'He never looked back after that': Shubman Gill's former KKR captain recalls him 'craving for opening position'
Shubman Gill seems to have made the opening position his own in the Indian team in white ball cricket with extraordinary recent performances.
India's ongoing cricket season is turning out to be a career-defining one for Shubman Gill. He scored his maiden Test century in December and followed that up by racking big scores in ODIs, including a double century. He has now capped it all off with a maiden T20I century.

All of these performances have come with him opening the batting for India and it has made him the first choice for that position in white ball cricket at least. It wasn't too long ago, however, when the 23-year-old was struggling to make a mark in that position playing for Kolkata Knight Riders in the Indian Premier League (IPL), let alone for India in international cricket.
Dinesh Karthik, who was KKR captain when Gill made his IPL debut in November 2018, recalled that the Punjab batter showed good temperament even at a young age. “I have seen him in close quarters and there is something special about him. The first thing I observe is temperament. That was there in abundance. At KKR when I was captain, we sent him at No.6 and 7. Those are hard spots to play. Even now you can see a Deepak Hooda coming and (struggling), it's not easy. He went in and did that job with aplomb. He would take the team through,” said Karthik on Cricbuzz.
“He was craving for an opening position. He came and told me that 'DK bhai I want to open. Please give me this opportunity'. We were also not sure at that stage whether we want to continue with (Sunil) Naraine at the top of the order. He wasn't giving as much as we thought. He never looked back after that.”

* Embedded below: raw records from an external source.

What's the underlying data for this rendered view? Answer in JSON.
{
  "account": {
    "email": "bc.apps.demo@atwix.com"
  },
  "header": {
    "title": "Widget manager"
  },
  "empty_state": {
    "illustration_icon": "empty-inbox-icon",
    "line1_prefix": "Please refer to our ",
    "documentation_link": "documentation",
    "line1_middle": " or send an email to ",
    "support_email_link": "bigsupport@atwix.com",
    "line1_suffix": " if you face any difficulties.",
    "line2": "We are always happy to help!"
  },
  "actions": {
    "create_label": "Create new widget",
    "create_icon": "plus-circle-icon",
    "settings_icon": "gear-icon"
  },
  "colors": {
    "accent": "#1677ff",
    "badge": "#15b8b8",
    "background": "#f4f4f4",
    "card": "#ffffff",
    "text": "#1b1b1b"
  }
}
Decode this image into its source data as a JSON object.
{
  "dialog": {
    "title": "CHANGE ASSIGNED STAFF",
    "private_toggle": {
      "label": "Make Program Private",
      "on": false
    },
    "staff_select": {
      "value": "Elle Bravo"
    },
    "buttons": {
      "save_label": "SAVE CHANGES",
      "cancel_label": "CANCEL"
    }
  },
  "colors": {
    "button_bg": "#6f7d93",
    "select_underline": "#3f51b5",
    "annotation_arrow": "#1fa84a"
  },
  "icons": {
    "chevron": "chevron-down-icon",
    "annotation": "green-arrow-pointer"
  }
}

Karthik noted that Gill would rarely be inconsistent because he has got his basics worked out. “With Shubman you are not going to get inconsistency. At the base he has got a very solid technique. He can always fall back on that. The tempo with which he starts is simple in most matches but his beauty comes out in games like these when he has made a score, he is happy with where he is. What he did wrong was that he was just pulling instinctively and that is exactly what he changed. If you watch closely, before he reached his first 50 (during his knock on Wednesday against New Zealand) he played a lot of pull shots but everything was on the ground and that was a conscious effort. They were all singles, at maximum two. That is what batsmanship is all about,” he said.
Gill blazed 126 runs in just 63 balls against New Zealand in the third T20I. It helped India score a mammoth 234/4 and they then got New Zealand all out for a paltry 66, this winning the three-match series.